Layer 3: Recreating the User’s Real-Life Embodiment

"For efficient advertising, the process of constructing the user increasingly tries to capture information about the individual as an embodied person and as an agent within a real-life environment. In order to add such data to its burgeoning second index, Google collects such disparate data as its users’ blood type, weight, height, allergies, and immunizations, their complete medical history and records such as lists of doctors appointments, conditions, prescriptions, procedures, and test results (Google Health). Google already knows where its users live (Google Account, Google Checkout, Google Maps default location) and where they want to go (Google Maps), which places they like (annotated maps with photos of and comments about “favorite places” in Google Maps), what their house looks like (Google Maps satellite function, Google Street View), which videos they watch (Google Video, YouTube), what their phone numbers are (Google Checkout), which mobile carrier and which mobile phones they use, and where (Dodgeball, GrandCentral, G1/ Android, MyLocation).

New data-rich sources are accessed through mobile phones, which store their owner’s browsing history and sensitive personal data that identifies them, and combine these with new functions such as location tracking. Android, Google’s new mobile phone platform, offers applications like Google Latitude and MyLocation, which are used to determine a user’s position; MyTracks is used to track users over time. Google will thereby be able to assemble even closer consumer profiles; by targeting users with geo-located ads, Google is creating a virtual gold mine for associated advertisers. This foray into the mobile market enables Google to collect mobile-specific information, which can later be associated with a Google Account or with some other similar account ID. Google Latitude also offers an option to invite a “friends” list to track the inviter. Privacy groups have drawn attention to the problem that user-specific location data can also be accessed by third parties without a user’s knowledge or consent and that the victim may remain unaware of being tracked20, thereby rendering ordinary mobile phones useful tools for personal surveillance.
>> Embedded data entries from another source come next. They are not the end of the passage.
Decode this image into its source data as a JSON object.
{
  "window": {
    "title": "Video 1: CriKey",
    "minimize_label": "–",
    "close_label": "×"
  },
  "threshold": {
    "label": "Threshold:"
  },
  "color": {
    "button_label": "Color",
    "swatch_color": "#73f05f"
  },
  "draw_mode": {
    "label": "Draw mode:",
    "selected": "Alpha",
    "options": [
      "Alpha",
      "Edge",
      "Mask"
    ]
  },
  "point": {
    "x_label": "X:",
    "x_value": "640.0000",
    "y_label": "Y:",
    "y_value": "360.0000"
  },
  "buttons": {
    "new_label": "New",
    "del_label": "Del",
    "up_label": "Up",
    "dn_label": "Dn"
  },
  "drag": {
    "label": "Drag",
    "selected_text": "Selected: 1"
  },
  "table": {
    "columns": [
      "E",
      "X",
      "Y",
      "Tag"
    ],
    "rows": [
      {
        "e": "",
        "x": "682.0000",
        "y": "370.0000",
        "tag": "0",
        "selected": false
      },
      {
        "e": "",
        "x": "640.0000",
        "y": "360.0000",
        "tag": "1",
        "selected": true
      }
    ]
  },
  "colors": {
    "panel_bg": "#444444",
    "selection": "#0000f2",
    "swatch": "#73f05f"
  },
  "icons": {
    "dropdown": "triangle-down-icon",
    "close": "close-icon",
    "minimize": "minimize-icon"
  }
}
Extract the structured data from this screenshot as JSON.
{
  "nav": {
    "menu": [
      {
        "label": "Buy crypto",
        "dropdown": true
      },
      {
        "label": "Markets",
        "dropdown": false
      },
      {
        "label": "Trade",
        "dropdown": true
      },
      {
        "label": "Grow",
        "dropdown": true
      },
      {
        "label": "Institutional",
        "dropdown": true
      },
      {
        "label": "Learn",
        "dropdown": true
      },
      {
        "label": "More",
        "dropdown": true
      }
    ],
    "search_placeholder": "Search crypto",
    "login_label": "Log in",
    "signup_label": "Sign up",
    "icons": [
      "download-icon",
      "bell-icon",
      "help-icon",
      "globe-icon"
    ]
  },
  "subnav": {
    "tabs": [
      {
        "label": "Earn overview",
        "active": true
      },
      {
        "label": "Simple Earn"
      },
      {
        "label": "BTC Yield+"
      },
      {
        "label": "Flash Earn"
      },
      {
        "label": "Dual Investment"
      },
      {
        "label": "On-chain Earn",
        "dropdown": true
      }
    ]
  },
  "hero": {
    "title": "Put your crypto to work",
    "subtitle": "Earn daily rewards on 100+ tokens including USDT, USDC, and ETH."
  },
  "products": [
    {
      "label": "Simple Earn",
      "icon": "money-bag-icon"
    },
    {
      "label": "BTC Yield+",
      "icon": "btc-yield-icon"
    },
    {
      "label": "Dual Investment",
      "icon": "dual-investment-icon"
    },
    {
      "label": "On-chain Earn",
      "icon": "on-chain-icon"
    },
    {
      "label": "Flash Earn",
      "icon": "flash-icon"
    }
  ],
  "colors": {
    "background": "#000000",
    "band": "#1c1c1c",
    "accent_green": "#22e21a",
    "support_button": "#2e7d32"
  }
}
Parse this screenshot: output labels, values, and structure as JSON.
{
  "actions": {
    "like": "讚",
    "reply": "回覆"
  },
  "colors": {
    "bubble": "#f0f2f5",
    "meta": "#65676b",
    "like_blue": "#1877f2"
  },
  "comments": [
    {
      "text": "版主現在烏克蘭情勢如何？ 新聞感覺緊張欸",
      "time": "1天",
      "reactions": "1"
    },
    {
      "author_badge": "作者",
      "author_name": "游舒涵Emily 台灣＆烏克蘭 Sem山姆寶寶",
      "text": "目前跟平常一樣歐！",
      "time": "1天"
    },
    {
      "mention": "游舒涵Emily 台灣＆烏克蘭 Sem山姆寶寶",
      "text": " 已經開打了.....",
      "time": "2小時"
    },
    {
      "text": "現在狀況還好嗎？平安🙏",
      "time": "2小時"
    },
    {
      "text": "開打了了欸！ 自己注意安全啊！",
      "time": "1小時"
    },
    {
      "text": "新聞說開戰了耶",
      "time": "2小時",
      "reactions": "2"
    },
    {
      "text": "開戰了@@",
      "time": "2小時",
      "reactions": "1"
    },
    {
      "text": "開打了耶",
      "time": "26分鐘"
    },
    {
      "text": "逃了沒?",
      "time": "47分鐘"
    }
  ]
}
The development of Android is perhaps the clearest example for the amount of resources Google is willing to invest in order to generate and get access to data for expanding its second index; an entire communication infrastructure is being created that is optimized for gathering data and for delivering personalized services, which are yet another way of gathering more data. Thus, Google systematically collects data to profile people in terms of their knowledge interests, social interaction, and physical embodiment. Outsiders can only observe the mechanism of gathering this data, which allows conclusions about the scope of the second index. What we cannot know is what precisely is being done with it, and even less what might be done with it in the future. What we can assess, though, are some issues arising from the mere existence of this index and the published intentions for its use."